By the way, I just bought out the last of the Protect-All supply at a Wal-Mart in upstate NY. We were up there visiting friends. I went to three Wal-Mart stores here by us and none of them had it. I'd bet it's one of those things where Protect-All couldn't sell it to Wal-Mart at the price Wal-Mart stipulated so Wal-Mart won't carry it any more. May be wrong but I've read that's why Wal-Mart often has stuff and then all of a sudden doesn't carry it any more.

The only other place I've seen to get it is mail order.

Happy Waxing
Bill


----------



## PDX_Doug (Nov 16, 2004)

Thanks for the tips. Bill









Do you wipe the wax off immediately, or let it glaze over a bit. I know you said don't let it dry, but is it truly a wipe on - wipe off process?

In any case, it sounds like a fun project!









Happy Trails,
Doug


----------



## Oregon_Camper (Sep 13, 2004)

Great...now I can't stop thinking about Ralph Macchio's role in the movie Karate Kid...

Wax On...Wax Off


----------



## bill_pfaff (Mar 11, 2005)

Doug,

Like I said I apply a section 3-4 square feet worth and then just wipe it off. I've never let it dry so I'm not sure how it would act if you did.

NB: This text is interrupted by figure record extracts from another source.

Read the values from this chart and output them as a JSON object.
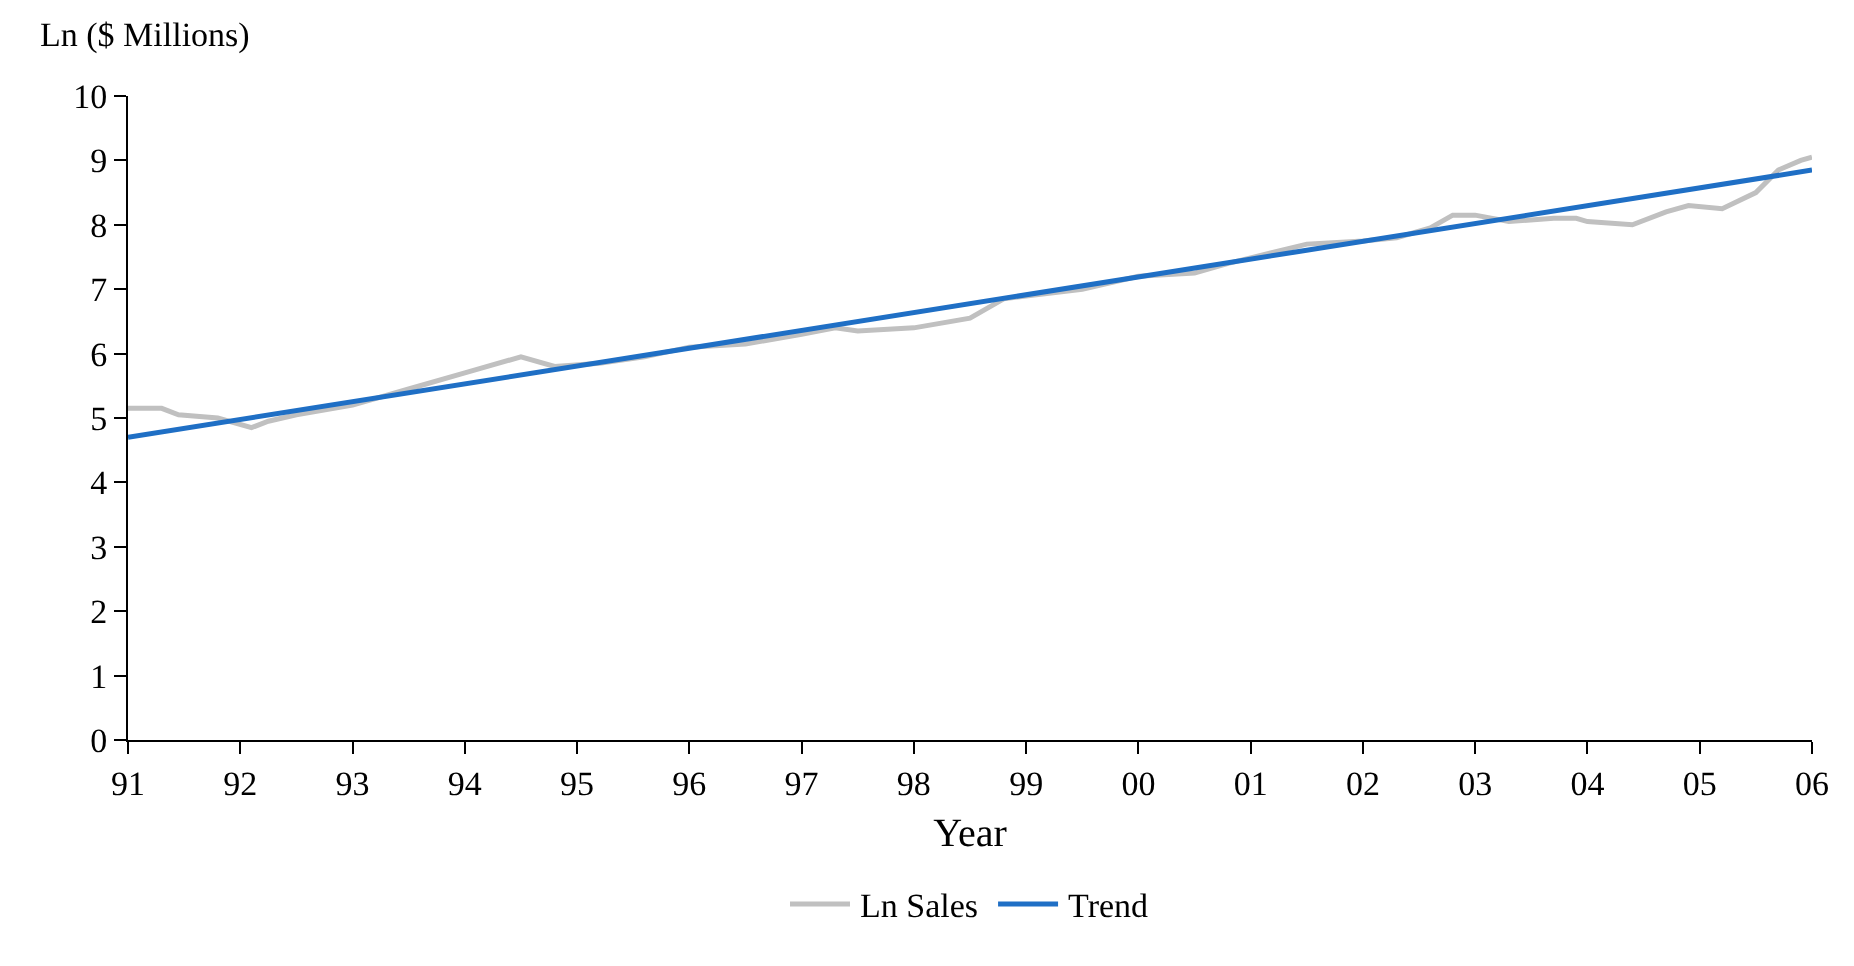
{
  "chart_data": {
    "type": "line",
    "ylabel": "Ln ($ Millions)",
    "xlabel": "Year",
    "xlim": [
      1991,
      2006
    ],
    "ylim": [
      0,
      10
    ],
    "xticks": [
      {
        "value": 1991,
        "label": "91"
      },
      {
        "value": 1992,
        "label": "92"
      },
      {
        "value": 1993,
        "label": "93"
      },
      {
        "value": 1994,
        "label": "94"
      },
      {
        "value": 1995,
        "label": "95"
      },
      {
        "value": 1996,
        "label": "96"
      },
      {
        "value": 1997,
        "label": "97"
      },
      {
        "value": 1998,
        "label": "98"
      },
      {
        "value": 1999,
        "label": "99"
      },
      {
        "value": 2000,
        "label": "00"
      },
      {
        "value": 2001,
        "label": "01"
      },
      {
        "value": 2002,
        "label": "02"
      },
      {
        "value": 2003,
        "label": "03"
      },
      {
        "value": 2004,
        "label": "04"
      },
      {
        "value": 2005,
        "label": "05"
      },
      {
        "value": 2006,
        "label": "06"
      }
    ],
    "yticks": [
      0,
      1,
      2,
      3,
      4,
      5,
      6,
      7,
      8,
      9,
      10
    ],
    "legend": "bottom",
    "marker": "none",
    "line_style": "solid",
    "series": [
      {
        "name": "Ln Sales",
        "color": "#c0c0c0",
        "x": [
          1991.0,
          1991.3,
          1991.45,
          1991.8,
          1992.1,
          1992.25,
          1992.5,
          1993.0,
          1993.5,
          1994.0,
          1994.5,
          1994.8,
          1995.2,
          1995.6,
          1996.0,
          1996.5,
          1997.0,
          1997.3,
          1997.5,
          1998.0,
          1998.5,
          1998.8,
          1999.5,
          2000.0,
          2000.5,
          2000.8,
          2001.5,
          2002.0,
          2002.3,
          2002.6,
          2002.8,
          2003.0,
          2003.3,
          2003.7,
          2003.9,
          2004.0,
          2004.4,
          2004.7,
          2004.9,
          2005.2,
          2005.5,
          2005.7,
          2005.9,
          2006.0
        ],
        "values": [
          5.15,
          5.15,
          5.05,
          5.0,
          4.85,
          4.95,
          5.05,
          5.2,
          5.45,
          5.7,
          5.95,
          5.8,
          5.85,
          5.95,
          6.1,
          6.15,
          6.3,
          6.4,
          6.35,
          6.4,
          6.55,
          6.85,
          7.0,
          7.2,
          7.25,
          7.4,
          7.7,
          7.75,
          7.8,
          7.95,
          8.15,
          8.15,
          8.05,
          8.1,
          8.1,
          8.05,
          8.0,
          8.2,
          8.3,
          8.25,
          8.5,
          8.85,
          9.0,
          9.05
        ]
      },
      {
        "name": "Trend",
        "color": "#1f6fc5",
        "x": [
          1991,
          2006
        ],
        "values": [
          4.7,
          8.85
        ]
      }
    ]
  }
}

It truly is a wax on, wax off experience but I'm sorry to say that I don't recollect it ever being a "fun project". If you can make that happen let me know how you do it please.

Bill


----------



## BoaterDan (Jul 1, 2005)

I just did mine for the first time a few weekends ago with this product. As Bill has said, forget everything you used to know about waxing - letting it dry, buffing wheels, blah blah blah.

I just sprayed it on in the area I could reach from that ladder position, rubbed it on with one cloth, then wiped it off with another. When the application cloth got dirty I switched the buffer cloth to the application cloth and got a new one for buffing. I bought one of those big packages of cotton towels at an auto parts store for $10-15 or something like that and it was plenty for the whole trailer.


----------